By all accounts an impeccable musician who sang radiantly for over forty years in an astonishing array of styles until retiring in 2000, Benita Valente gave a two-hour masterclass for the New York Singing Teachers Association October 17th at Grace Dodge Hall, Columbia Teachers College.

If you weren't there, you missed seeing an extraordinary artist imparting the essence of her craft with style, dry wit, élan and yes—her voice. She sang/demonstrated when doing so could say more than words could. And it was beautiful.

[youtube https://www.youtube.com/watch?v=XsL7d9pI8Po]

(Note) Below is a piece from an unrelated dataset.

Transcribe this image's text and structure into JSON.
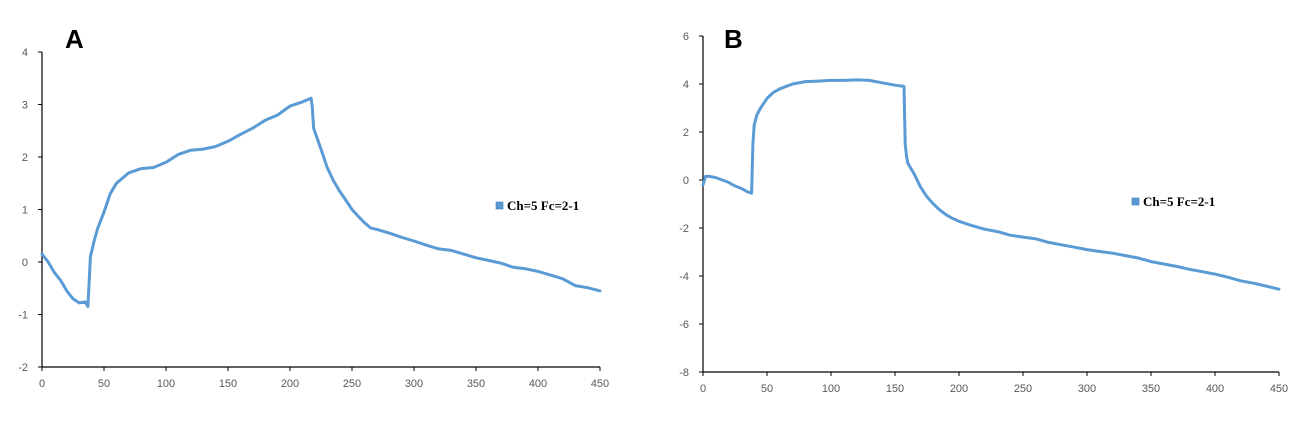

Ms. Valente worked with five singers, Sheila Carroll, Amy Shoremount-Obra, Margaret O'Connett, Courtney Ross and Briana Sakamoto, bringing to each a keen intelligence that focused on musicianship, the meaning of words and the tone that communicates them. This last aspect was - for this listener - the most interesting aspect of the evening. How so? Ms. Valente enabled each singer to make distinct vocal gains by helping them listen to themselves. How did she do this? Though the ancient use of imitation. If a vowel wasn't quite up to snuff, she zeroed in on it and provided correction by giving it auditory context. Compare and contrast - a streamlined manner of instruction which bypasses untold paragraphs of blather and mechanistic manipulation and educates the student's ear. To do it, you have to know what you are doing, and do it well. The student, I should add, needs to have their wits about them. This manner of instruction provided- for those with ears to hear-  a distillation of instruction in self-listening.

"We have to get to the center of the sound," she said, pointing to her upper lip.

"It goes out from there! A circle around us." She gestured with her hands. "It is ourselves. The center is small."

"Like a horse in Central Park, I feel I have blinders on down to here," she said, gesturing from her temples to her jawline.

The singers responded to this auditory short-hand. Ears perked up. Vowels became clear and tone soared. A jaw or two stopped opening inordinately. Coloratura flew.

"It's a roller coaster that doesn't leave the ground!"

Funny—the things that happen when you help someone listen to what they are doing. (I call this the 'where' of listening.) If you can achieve the same gains that were heard in the room from this brief description minus the original context, you are a first-class autodidact.

Ms. Valente studied with the indomitable Margaret Harshaw.